Josh Sullivan: And then maybe just on the price realization you’re seeing here that you mentioned in the comments. Can you just expand on the contract negotiations and what we might expect to see this year?

Mike Manna: Well, as I stated, there’s still some IDIQs for both businesses that were negotiated two, three years ago that are still active in out years of the IDIQs, but price challenge because of when they were negotiated. In some cases, we’ve been able to just cancel, in other cases, the government is taking a harder stance and now didn’t really allowed much to happen there. So we’re doing our best to make sure that we’re profitable on all those cases and continue to move forward and provide the products that our war fighter needs to survive.

Josh Sullivan: And then maybe on the supply chain improvements you’re seeing, where were the biggest improvements in the quarter? Maybe where are some of the bottlenecks as we head into ’24? I know you talked about lead times there. And then I think you also — you talked about maybe a certain component that was delayed in the quarter.

Mike Manna: Yeah. The biggest real improvement was really when we started our S&OP process. After the cyber event, we kind of got hit in the mouth and we were kind of flat footed going into the year. But our S&OP process really started to flourish in midyear. So as you get into Q4, you’ve now had a good strong six months of strong forecasting and forecasting not only from our customers all the way through to our supply chain, it just really eases the burden of visibility, you can get ahead of some of the orders, and you’re not expediting parts because you were ordering them within the normal lead time of the parts.

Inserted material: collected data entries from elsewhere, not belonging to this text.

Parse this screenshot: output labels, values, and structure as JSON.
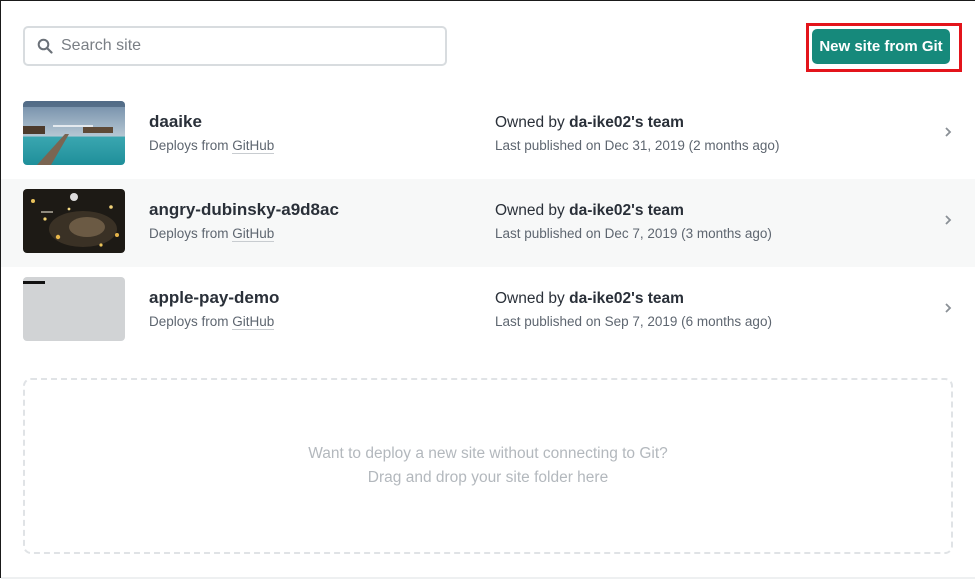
{
  "search": {
    "placeholder": "Search site"
  },
  "toolbar": {
    "new_site_label": "New site from Git"
  },
  "sites": [
    {
      "name": "daaike",
      "deploys_prefix": "Deploys from ",
      "deploys_source": "GitHub",
      "owner_prefix": "Owned by ",
      "owner_team": "da-ike02's team",
      "published": "Last published on Dec 31, 2019 (2 months ago)",
      "thumbnail": "beach-pier-photo"
    },
    {
      "name": "angry-dubinsky-a9d8ac",
      "deploys_prefix": "Deploys from ",
      "deploys_source": "GitHub",
      "owner_prefix": "Owned by ",
      "owner_team": "da-ike02's team",
      "published": "Last published on Dec 7, 2019 (3 months ago)",
      "thumbnail": "dark-bokeh-photo"
    },
    {
      "name": "apple-pay-demo",
      "deploys_prefix": "Deploys from ",
      "deploys_source": "GitHub",
      "owner_prefix": "Owned by ",
      "owner_team": "da-ike02's team",
      "published": "Last published on Sep 7, 2019 (6 months ago)",
      "thumbnail": "blank-gray-page"
    }
  ],
  "dropzone": {
    "line1": "Want to deploy a new site without connecting to Git?",
    "line2": "Drag and drop your site folder here"
  },
  "colors": {
    "accent": "#16897b",
    "highlight_border": "#e3141b"
  }
}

Josh Sullivan: And maybe — go ahead.

Phil Fain: The specific example I called out, and I’ll just give you — this happens, but maybe infrequently, but it still happens during the course of a quarter, where you’re waiting on a long time — a long, long time lead items, that’s months and months and months, that used to be weeks, you finally get the part, and it doesn’t pass incoming inspection and you just want to rip your hair out when that happens. And that does happen. It happened several times during the quarter. And those are — they’re not day-to-day issues that we’re fighting, but they happen every couple of weeks. So that is — it forces our S&OP process to go deeper into the supply chain and to be much more interactive, much more face-to-face contact with our vendors.

Josh Sullivan: Got it. And then maybe just switching over to some of the products. On the EL server cases. How are those small orders developing? And then do you think they lead into larger orders? Or are those different customers? And maybe what the time line is?

Mike Manna: Well, the answer is yes. I mean, there’s kind of a groundswell. We just got through some of the qualification early last year. It takes a little bit of time for the customers to get it through. Our strategic partner actually has a pretty lengthy server backlog right now. So I think right now, if you were to order a server, it’s going to be about four to six months before you actually get the blade from them. So there’s a little bit of inherent lead time built into the case need because of the server timing, but we expect it to continue to grow and be a significant piece of our business going forward.

Josh Sullivan: Right. And then the option that’s coming available midyear or so, how do you think that will drive sales? Or what is the key incremental there?

Mike Manna: I think that’s probably initially going to be more on the military side of the business. There’s just a lot of need for computational power on the battlefield, forward field, especially now that there’s a lot of electronic jamming and communications, give away position and et cetera, et cetera. They want to do a lot more local to the events and operations that are going on and really the DC power supply enables them to put it in a normal Humvee or track vehicle and operate forward field.